Babilin kuleleri gibi kısa sürede dikiliverdiler Kabe'yi kuşatan modern yapılar bir kültürel
işgalin iştahıyla. Kabe ise Osmanlı sonrası İngilizlerce çizilen haritalar gereği uzun süredir
Suud kraliyetince mahzun bir mapusluk altındadır. Yüzyılın karabasanı kültürel emperyalist
şeytan, Kabede de Müslümanları rehin almıştır. Kudüs gibi, Kahire, Şam, Bağdat
gibi...Endülüs toprakları gibi...İstanbul'un ara sokakları gibi hazin günler solunmaktadır
ümmetin tüm coğrafyasında. Şirkin orduları fısktan atlara binmişlerde öyle dolaşmaktadırlar
mahallelerinde müslümanların.

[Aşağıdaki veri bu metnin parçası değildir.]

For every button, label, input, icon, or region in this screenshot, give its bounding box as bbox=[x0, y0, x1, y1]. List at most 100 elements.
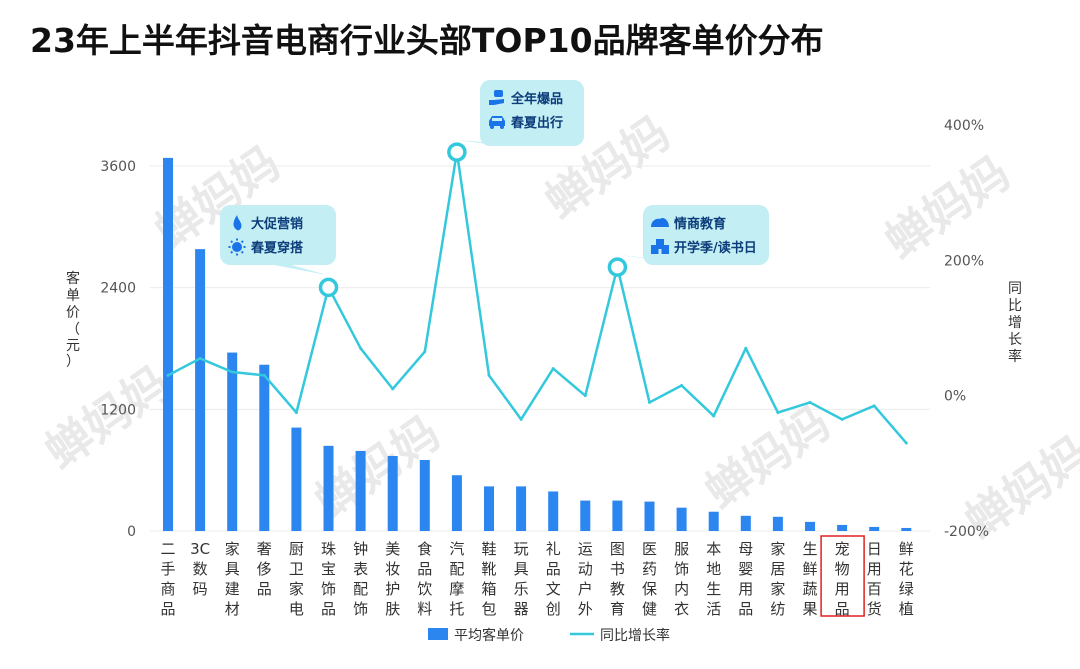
car-icon bbox=[489, 116, 505, 129]
callout-box bbox=[480, 80, 584, 146]
category-char: 家 bbox=[289, 580, 304, 598]
tower bbox=[656, 239, 664, 246]
category-char: 日 bbox=[867, 540, 882, 558]
line-point-二手商品 bbox=[166, 373, 170, 377]
callout-label: 春夏出行 bbox=[510, 115, 563, 131]
hand-money-icon bbox=[489, 90, 504, 105]
watermark-text: 蝉妈妈 bbox=[695, 396, 839, 519]
bar-母婴用品 bbox=[740, 515, 751, 531]
line-point-食品饮料 bbox=[423, 350, 427, 354]
line-point-美妆护肤 bbox=[391, 387, 395, 391]
watermark-text: 蝉妈妈 bbox=[875, 146, 1019, 269]
category-char: 服 bbox=[674, 540, 689, 558]
category-char: 创 bbox=[546, 600, 561, 618]
bar-美妆护肤 bbox=[387, 455, 398, 531]
right-tick-label: 200% bbox=[944, 253, 984, 269]
category-char: 肤 bbox=[385, 600, 400, 618]
line-point-生鲜蔬果 bbox=[808, 400, 812, 404]
line-point-钟表配饰 bbox=[359, 346, 363, 350]
category-char: 鲜 bbox=[899, 540, 914, 558]
bar-家居家纺 bbox=[772, 516, 783, 531]
category-char: 饮 bbox=[417, 580, 432, 598]
callout-pointer bbox=[617, 255, 712, 263]
bar-医药保健 bbox=[644, 501, 655, 531]
bar-家具建材 bbox=[227, 352, 238, 531]
bar-本地生活 bbox=[708, 511, 719, 531]
category-char: 育 bbox=[610, 600, 625, 618]
bar-珠宝饰品 bbox=[323, 445, 334, 531]
category-char: 货 bbox=[867, 600, 882, 618]
category-char: 地 bbox=[706, 560, 721, 578]
category-char: 宠 bbox=[835, 540, 850, 558]
school-icon bbox=[651, 239, 669, 254]
line-point-厨卫家电 bbox=[294, 411, 298, 415]
category-char: 花 bbox=[899, 560, 914, 578]
category-char: 品 bbox=[257, 580, 272, 598]
callout-point-marker bbox=[318, 277, 339, 298]
category-char: 蔬 bbox=[802, 580, 817, 598]
line-point-母婴用品 bbox=[744, 346, 748, 350]
callout-label: 开学季/读书日 bbox=[674, 240, 757, 256]
category-char: 运 bbox=[578, 540, 593, 558]
bar-二手商品 bbox=[163, 157, 173, 531]
category-char: 靴 bbox=[481, 560, 496, 578]
category-char: 家 bbox=[770, 540, 785, 558]
sun-ray bbox=[230, 240, 234, 244]
axis-title-char: 增 bbox=[1008, 315, 1022, 331]
category-char: 包 bbox=[481, 600, 496, 618]
axis-title-char: 比 bbox=[1008, 298, 1022, 314]
bar-series bbox=[163, 157, 912, 531]
car-window bbox=[492, 118, 502, 121]
category-char: 活 bbox=[706, 600, 721, 618]
category-char: 品 bbox=[417, 560, 432, 578]
category-char: 二 bbox=[160, 540, 175, 558]
category-char: 手 bbox=[160, 560, 175, 578]
category-char: 具 bbox=[514, 560, 529, 578]
bar-日用百货 bbox=[869, 526, 880, 531]
sun-icon bbox=[228, 238, 246, 256]
category-char: 动 bbox=[578, 560, 593, 578]
category-char: 具 bbox=[225, 560, 240, 578]
sun-ray bbox=[240, 240, 244, 244]
category-char: 食 bbox=[417, 540, 432, 558]
category-char: 品 bbox=[738, 600, 753, 618]
legend-label-bar: 平均客单价 bbox=[454, 627, 524, 644]
line-point-本地生活 bbox=[712, 414, 716, 418]
category-char: 用 bbox=[738, 580, 753, 598]
callout-box bbox=[220, 205, 336, 265]
bar-生鲜蔬果 bbox=[805, 521, 815, 531]
category-char: 托 bbox=[449, 600, 464, 618]
category-char: 乐 bbox=[514, 580, 529, 598]
category-char: 品 bbox=[160, 600, 175, 618]
category-label-3C数码: 3C 数码 bbox=[190, 540, 210, 598]
category-char: 配 bbox=[449, 560, 464, 578]
category-char: 材 bbox=[225, 600, 240, 618]
category-label-奢侈品: 奢侈品 bbox=[257, 540, 272, 598]
category-char: 品 bbox=[835, 600, 850, 618]
category-char: 宝 bbox=[321, 560, 336, 578]
category-char: 鲜 bbox=[802, 560, 817, 578]
axis-title-char: 率 bbox=[1008, 348, 1022, 365]
line-point-鲜花绿植 bbox=[904, 441, 908, 445]
callout-box bbox=[643, 205, 769, 265]
sun-ray bbox=[230, 250, 234, 254]
category-char: 玩 bbox=[514, 540, 529, 558]
axis-title-char: 同 bbox=[1008, 281, 1022, 297]
line-point-家具建材 bbox=[230, 370, 234, 374]
category-char: 卫 bbox=[289, 560, 304, 578]
line-point-鞋靴箱包 bbox=[487, 373, 491, 377]
category-char: 珠 bbox=[321, 540, 336, 558]
bar-玩具乐器 bbox=[516, 486, 527, 531]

Müslüman ise gafil, cahil...yani zelildir. Yetimi çok
dulu münbittir. Fakirlik makus talihi; maddi ve manevi fakirlik. Fakirlik sofrasının
menüsünün ahvali malum;
Namaz, ne kadar da az! Niyet ve samimiyetsiz... Oruç, obezitenin iftar sofrasında! Çokça
tıkınıpta işkembesine eziyet edenlerin geğirtisi yeni bir gökgürültüsü. Gözyaşı yağmurları
nerdesiniz?
Zekat, kıt-kanaat! Atıklar ve artıklar bile umut sofrasına katık!
Hac, turizm faaliyeti! Made in china malı seccadeler, digital tesbihler...Çokça da spreyli
esans...Kokuşmuşluğumuzu bastırmak için. Kelime-i şehadet; ilk değil temennide son
söz... Yaşarken söylemeyi unutanlar ölürken dile getirmeyi beklemekteler.